Could A Century-Old Practice Be Coming To An End For Our Children?

There’s an old expression about the two things you can’t avoid in life:  Death and Taxes.  But it appears there is a third unavoidable task in life, and it is about as pleasant as the others – Homework!

Now that parents and children are fully immersed in the school year, we are faced with a never-ending stack of reports and projects, math problems, and spelling words.

And if you ask any parent, they will likely say that homework is a cause of stress in their household.  We have to nag our children to complete it while trying to start dinner or get ready for the next day’s work.  Often, we are faced with a cranky child who is tired and frustrated and we end up spending a good portion of our evening helping them to complete it.

ASCD reported:

Homework is a long-standing education tradition that, until recently, has seldom been questioned. The concept of homework has become so ingrained in U.S. culture that the word homework is part of the common vernacular.

Homework began generations ago when schooling consisted primarily of reading, writing, and arithmetic, and rote learning dominated. Simple tasks of memorization and practice were easy for children to do at home, and the belief was that such mental exercise disciplined the mind. But over the years, homework in U.S. schools has evolved from the once simple tasks of memorizing math facts or writing spelling words to complex projects.
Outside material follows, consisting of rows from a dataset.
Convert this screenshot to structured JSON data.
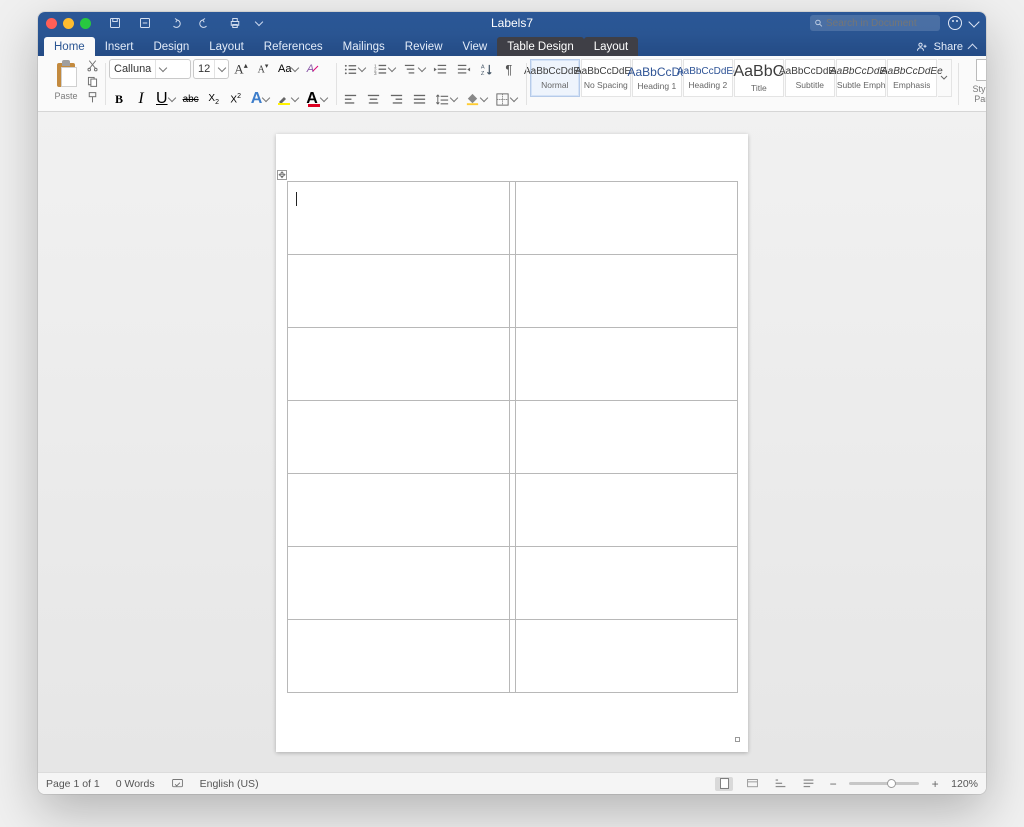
{
  "window": {
    "title": "Labels7"
  },
  "search": {
    "placeholder": "Search in Document"
  },
  "share": {
    "label": "Share"
  },
  "tabs": {
    "items": [
      {
        "label": "Home",
        "state": "active"
      },
      {
        "label": "Insert"
      },
      {
        "label": "Design"
      },
      {
        "label": "Layout"
      },
      {
        "label": "References"
      },
      {
        "label": "Mailings"
      },
      {
        "label": "Review"
      },
      {
        "label": "View"
      },
      {
        "label": "Table Design",
        "context": true
      },
      {
        "label": "Layout",
        "context": true
      }
    ]
  },
  "ribbon": {
    "clipboard": {
      "paste_label": "Paste"
    },
    "font": {
      "name": "Calluna",
      "size": "12"
    },
    "styles": {
      "items": [
        {
          "preview": "AaBbCcDdEe",
          "label": "Normal",
          "selected": true,
          "cls": ""
        },
        {
          "preview": "AaBbCcDdEe",
          "label": "No Spacing",
          "cls": ""
        },
        {
          "preview": "AaBbCcDc",
          "label": "Heading 1",
          "cls": "md bl"
        },
        {
          "preview": "AaBbCcDdEe",
          "label": "Heading 2",
          "cls": "bl"
        },
        {
          "preview": "AaBbC",
          "label": "Title",
          "cls": "lg"
        },
        {
          "preview": "AaBbCcDdEe",
          "label": "Subtitle",
          "cls": ""
        },
        {
          "preview": "AaBbCcDdEe",
          "label": "Subtle Emph...",
          "cls": "it"
        },
        {
          "preview": "AaBbCcDdEe",
          "label": "Emphasis",
          "cls": "it"
        }
      ],
      "pane_label": "Styles\nPane"
    }
  },
  "statusbar": {
    "page": "Page 1 of 1",
    "words": "0 Words",
    "lang": "English (US)",
    "zoom": "120%"
  }
}
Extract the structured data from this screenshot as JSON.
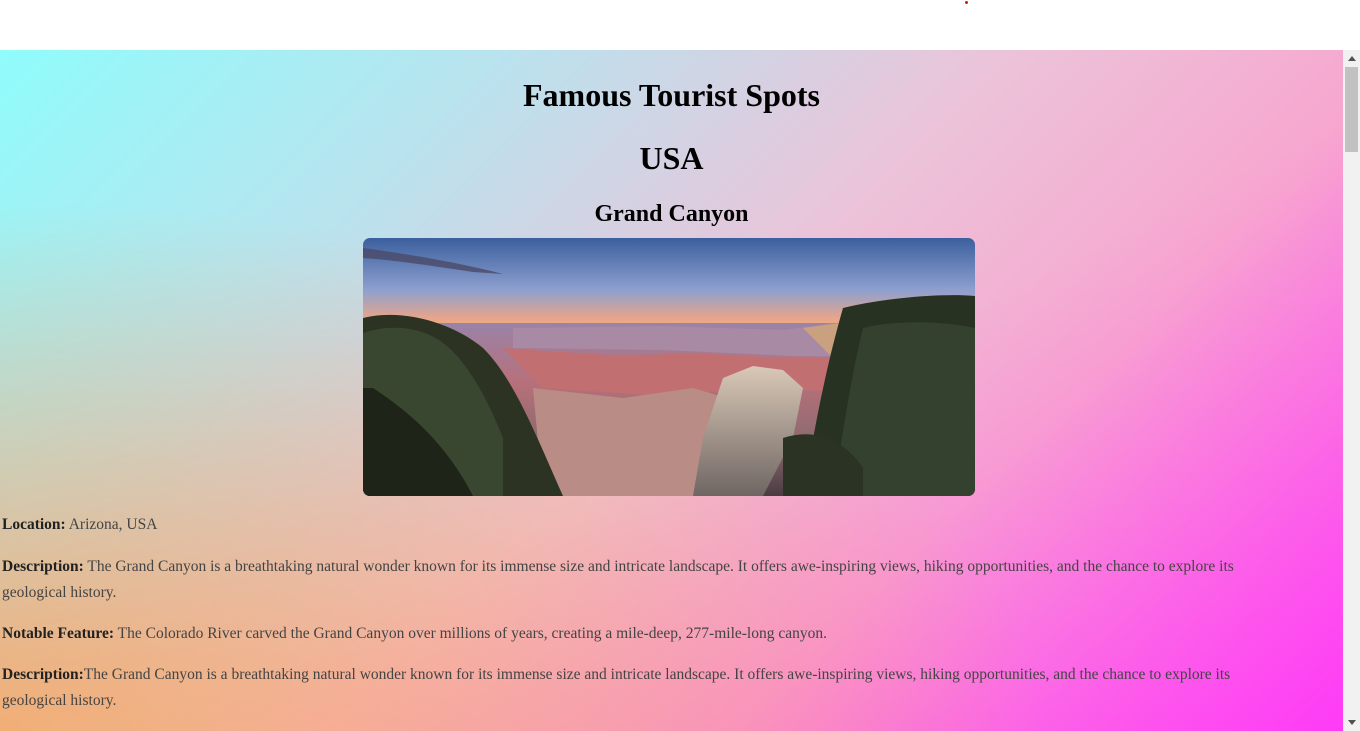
{
  "page": {
    "title": "Famous Tourist Spots",
    "country": "USA"
  },
  "spot": {
    "name": "Grand Canyon",
    "image_alt": "Grand Canyon",
    "location_label": "Location:",
    "location_value": " Arizona, USA",
    "description_label": "Description:",
    "description_value": " The Grand Canyon is a breathtaking natural wonder known for its immense size and intricate landscape. It offers awe-inspiring views, hiking opportunities, and the chance to explore its geological history.",
    "feature_label": "Notable Feature:",
    "feature_value": " The Colorado River carved the Grand Canyon over millions of years, creating a mile-deep, 277-mile-long canyon.",
    "description2_label": "Description:",
    "description2_value": "The Grand Canyon is a breathtaking natural wonder known for its immense size and intricate landscape. It offers awe-inspiring views, hiking opportunities, and the chance to explore its geological history."
  },
  "colors": {
    "gradient_top": "#8ffcfb",
    "gradient_bottom_left": "#ffa24f",
    "gradient_bottom_right": "#ff36f5"
  },
  "icons": {
    "scroll_up": "triangle-up",
    "scroll_down": "triangle-down"
  }
}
As the culture has changed, and as schools and families have changed, homework has become problematic for more and more students, parents, and teachers. Teachers, overwhelmed by an already glutted curriculum and pressures related to standardized tests, assign homework in an attempt to develop students’ skills and to extend learning time.

At a time when demand for accountability has reached a new high in its intensity, research fails to prove that all that homework is worth all that trouble.Although many people remain staunchly in favor of homework, a growing number of teachers and parents alike are beginning to question the practice. These critics are reexamining the beliefs behind the practice, the wisdom of assigning hours of homework, the absurdly heavy backpack, and the failure that can result when some students don’t complete homework. There’s a growing suspicion that something is wrong with homework.

Because of these observations, several school systems across the nation are now experimenting with “no homework” policies for younger students.

Some believe that homework increases a child’s sense of responsibility and ability to work independently, but experts disagree, saying it does more harm than good.

The New York Daily News reported on several school districts that are getting rid of homework, including one in Marion County, Florida:

“Traditional homework as we know it will disappear,” Superintendent Heidi Maier said in a voice message to parents.

“We’d like you to assist your child in self-selecting their own texts that inspire them and encourage them to read,” she explained. “This is so important for so many reasons, including building relationships and increasing parent involvement.”

“The research showed that students who are given a preponderance of homework do not perform better, or get better grades, than those who do not,” Maier told the outlet.

And earlier this year, a principal in Vermont put an end to homework, letting parents know that students should simply “read just-right books every night, get outside and play, eat dinner with family [and] get a good night’s sleep.”

Six months into the decision, he says, “that students were not falling behind academically and had time to be creative thinkers at home and follow their passions.”

This idea is one of the driving forces behind the “no homework” trend.  Children are in school all day long and then expected to come home and do several homework assignments.  This is often following an extracurricular activity that puts them home at dinnertime.

That certainly does not leave time for family or relaxation and has contributed to exhaustion and frustration in students, thus negatively impacting their performance at school the next day.

And contrary to what homework is supposed to achieve – time management, independence, and responsibility – most students, especially younger children, require their parents’ help and supervision – as well as that all-too-familiar nagging – adding more pressure on the entire family.

It is as if teachers continue to assign homework, and parents and children go through the same old routine every night by rote, simply because the practice is so ingrained in our culture.  The school districts who are questioning the standard practice of assigning homework may have stumbled upon a remarkable new way to bolster the success of students and the bonding of families.

Education professionals say the decision to end homework should be made on a case-by-case basis to determine what works best with their school’s demographics and learning styles.

But one thing is certain, you would be hard-pressed to find a parent who would be upset to put an end to the nightly homework struggle.

And less (or no) homework for younger children gives them time to just be kids – to relax their body and mind in preparation for another day of learning, to run and play (Another benefit, as studies show our children are too inactive!), to enjoy a long family dinner, and to read a great book before bedtime.

What are your thoughts?  Would you like to see an end to homework at your child’s school?